The primary goal of this work is to compare different deep learning models for molecular property prediction using the ZINC dataset.
Dataset: The ZINC dataset is a collection of commercially available chemical compounds. It provides molecular structures and associated properties, which are used for training and evaluating the models.
Model Descriptions:
- Model 1: GIN (Graph Isomorphism Network):
- A GIN is designed to predict molecular properties directly from the graph representation of molecules.
- Model 2: Pretrained and Fine-tuned Model:
- This model is first pretrained on a node classification task to learn general features of molecular graphs.
- It is then fine-tuned specifically for the property prediction task.
- Model 3: Multitask Learning Model:
- This model simultaneously learns two tasks: node classification and property prediction.
- It shares some components between the tasks to leverage multitask learning benefits.
Code Attribution: This code is adapted from deepfindr/gnn-project.
Training and Validation:
- The training procedure includes splitting the data into training, validation, and test sets.

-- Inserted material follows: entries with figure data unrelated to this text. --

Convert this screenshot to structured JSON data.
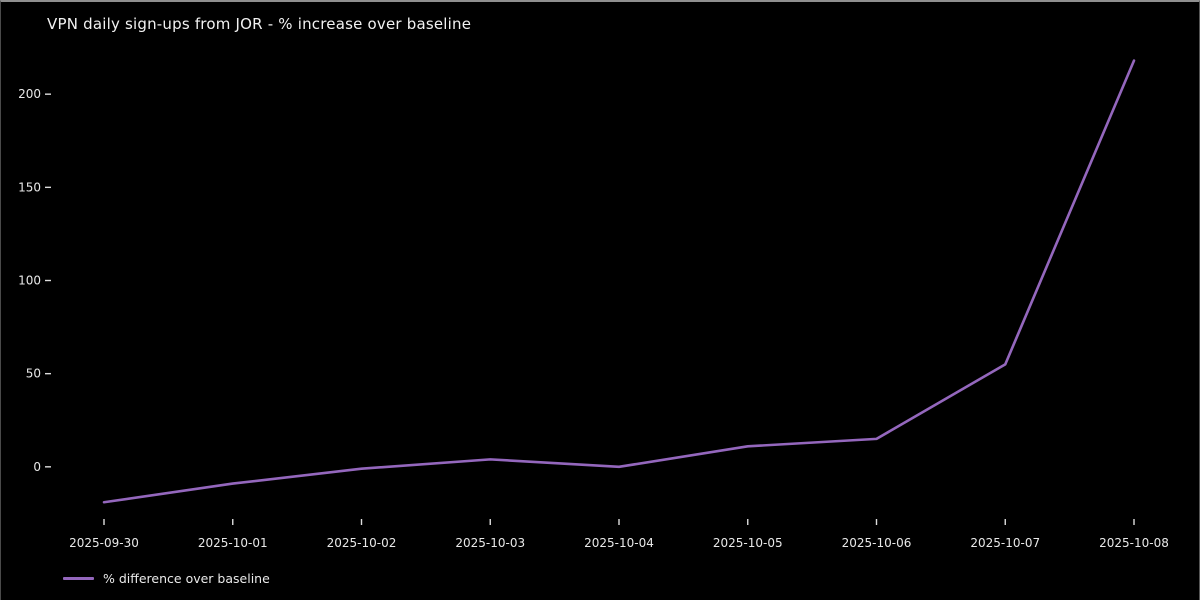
{
  "window": {
    "background": "#000000",
    "top_border_color": "#8f8f8f",
    "text_color": "#f2f2f2"
  },
  "chart_data": {
    "type": "line",
    "title": "VPN daily sign-ups from JOR - % increase over baseline",
    "x": [
      "2025-09-30",
      "2025-10-01",
      "2025-10-02",
      "2025-10-03",
      "2025-10-04",
      "2025-10-05",
      "2025-10-06",
      "2025-10-07",
      "2025-10-08"
    ],
    "series": [
      {
        "name": "% difference over baseline",
        "values": [
          -19,
          -9,
          -1,
          4,
          0,
          11,
          15,
          55,
          218
        ],
        "color": "#9467bd"
      }
    ],
    "y_ticks": [
      0,
      50,
      100,
      150,
      200
    ],
    "ylim": [
      -28,
      228
    ],
    "xlabel": "",
    "ylabel": "",
    "grid": false,
    "legend_position": "lower-left",
    "background": "#000000",
    "text_color": "#dedede"
  }
}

- Hyperparameters, loss functions, and optimization techniques are kept consistent across models for fair comparison.
Evaluation Metrics:
- The primary evaluation metric is Mean Squared Error (MSE) for property prediction.
Performance Comparison:
- The following table summarizes the MSE results for all three models:
Model | Mean Squared Error (MSE) |
---|---|
GIN | 0.133 |
Pretrained and Fine-tuned | 0.120 |
Multitask Learning | 0.143 |
- The pretrained and fine-tuned model achieved the lowest MSE.